It looks like the market has reacted with some cheer to the news that Silvio Berlusconi has stepped down as Italian Prime Minister with his successor Mario Monti asked to form a new government following approval of a reform package by the Italian parliament on Saturday, says Anthony Gillham (pictured), portfolio manager at Skandia Investment Group (SIG)…
Italian 10 year government bond yields had hit around 7.5% last week, levels that were said to have triggered bail outs in other peripheral European markets, but on Friday dropped to around 6.5%. Risk assets are firmer as a result.

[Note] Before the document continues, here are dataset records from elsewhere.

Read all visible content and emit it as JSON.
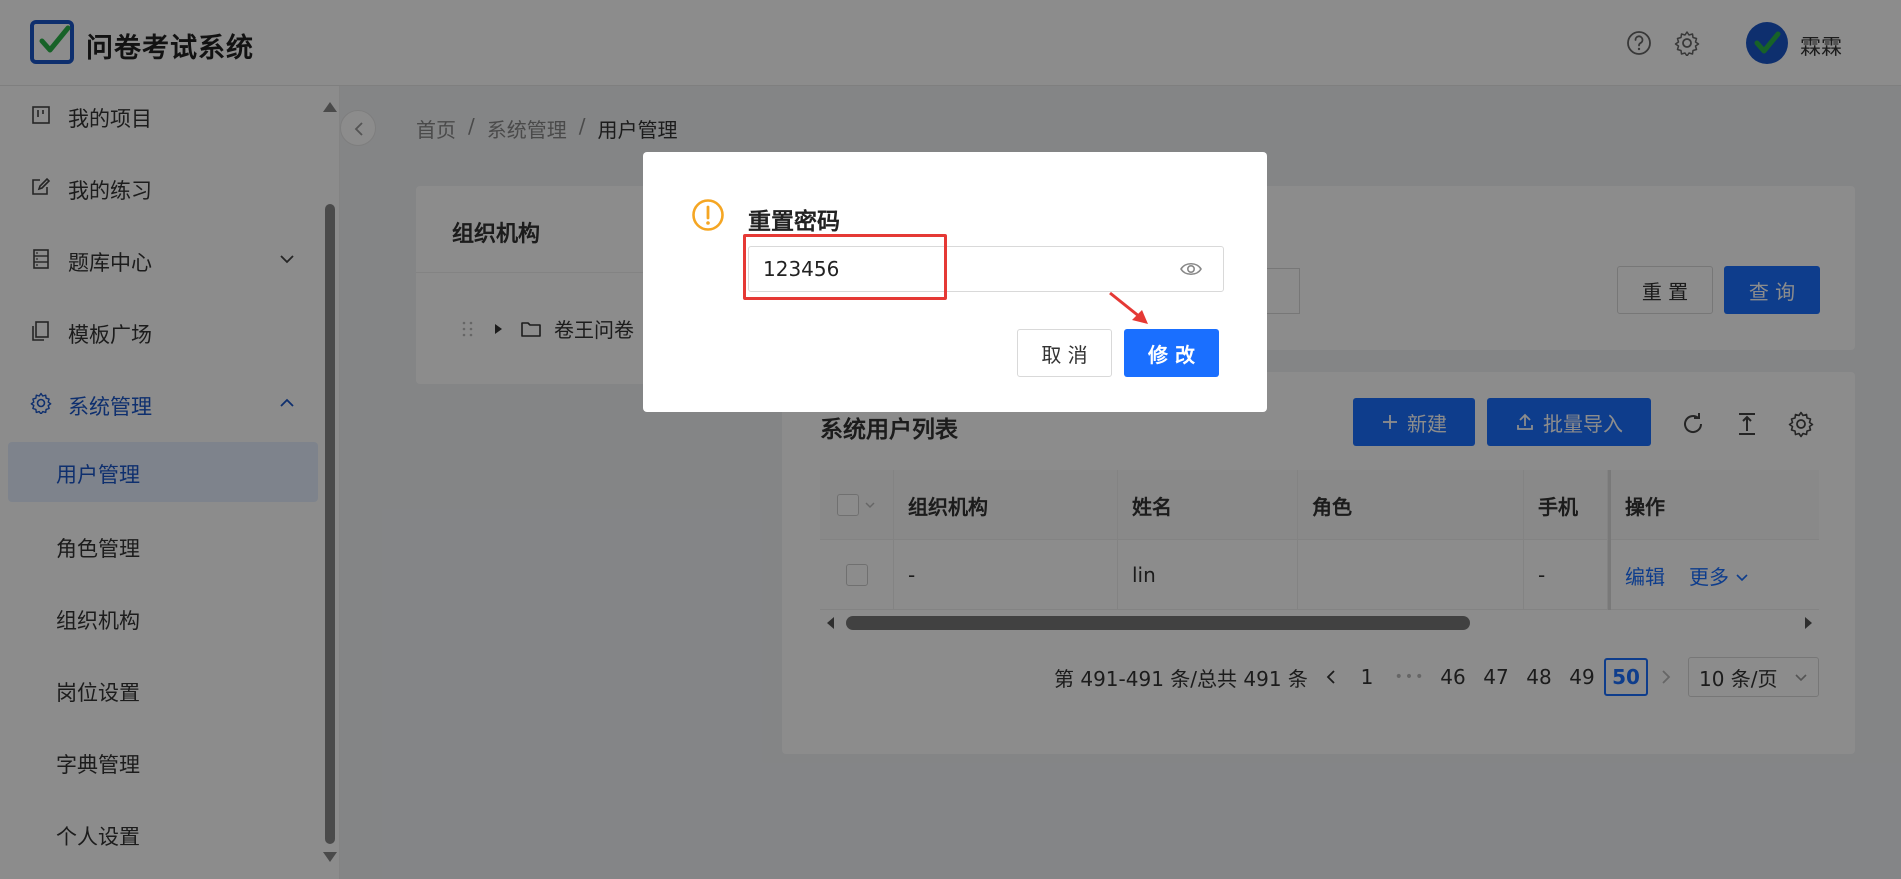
{
  "header": {
    "app_title": "问卷考试系统",
    "user_name": "霖霖"
  },
  "sidebar": {
    "items": [
      {
        "label": "我的项目"
      },
      {
        "label": "我的练习"
      },
      {
        "label": "题库中心"
      },
      {
        "label": "模板广场"
      },
      {
        "label": "系统管理"
      }
    ],
    "sub_items": [
      {
        "label": "用户管理"
      },
      {
        "label": "角色管理"
      },
      {
        "label": "组织机构"
      },
      {
        "label": "岗位设置"
      },
      {
        "label": "字典管理"
      },
      {
        "label": "个人设置"
      }
    ]
  },
  "breadcrumb": {
    "home": "首页",
    "sep": "/",
    "level1": "系统管理",
    "current": "用户管理"
  },
  "org_panel": {
    "title": "组织机构",
    "root_node": "卷王问卷"
  },
  "search": {
    "reset_label": "重 置",
    "query_label": "查 询"
  },
  "list": {
    "title": "系统用户列表",
    "new_label": "新建",
    "import_label": "批量导入"
  },
  "table": {
    "headers": [
      "组织机构",
      "姓名",
      "角色",
      "手机",
      "操作"
    ],
    "rows": [
      {
        "org": "-",
        "name": "lin",
        "role": "",
        "phone": "-",
        "edit": "编辑",
        "more": "更多"
      }
    ]
  },
  "pagination": {
    "summary": "第 491-491 条/总共 491 条",
    "pages": [
      "1",
      "46",
      "47",
      "48",
      "49",
      "50"
    ],
    "ellipsis": "•••",
    "current": "50",
    "page_size": "10 条/页"
  },
  "modal": {
    "title": "重置密码",
    "password_value": "123456",
    "cancel_label": "取 消",
    "ok_label": "修 改"
  },
  "colors": {
    "primary": "#1a6fff",
    "brand": "#1a56c9",
    "warning": "#f5a623",
    "highlight": "#e53935"
  }
}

While the cheer is understandable given Monti’s track record as a European Union commissioner and the expectation that his technocratic government will be able to unite the various Italian political factions behind a common cause, the fact remains that Monti is unelected to this position and lacks a popular mandate. This is not sustainable in the long run.
We should also remember that at a spread of nearly 4.7% to German Bunds, a 6.5% yield for Italian 10 year government bonds is not a reason to celebrate, a fact underlined by LCH Clearnet’s decision to increase margin requirements for Italian government bonds.
With the president of Germany’s Bundesbank re-affirming opposition to ECB intervention in bond markets it is clear that a solution to the Eurozone crisis remains some way off and steps to it mired in execution risk; financial market volatility could be here to stay for some time longer. So wake up and smell the coffee!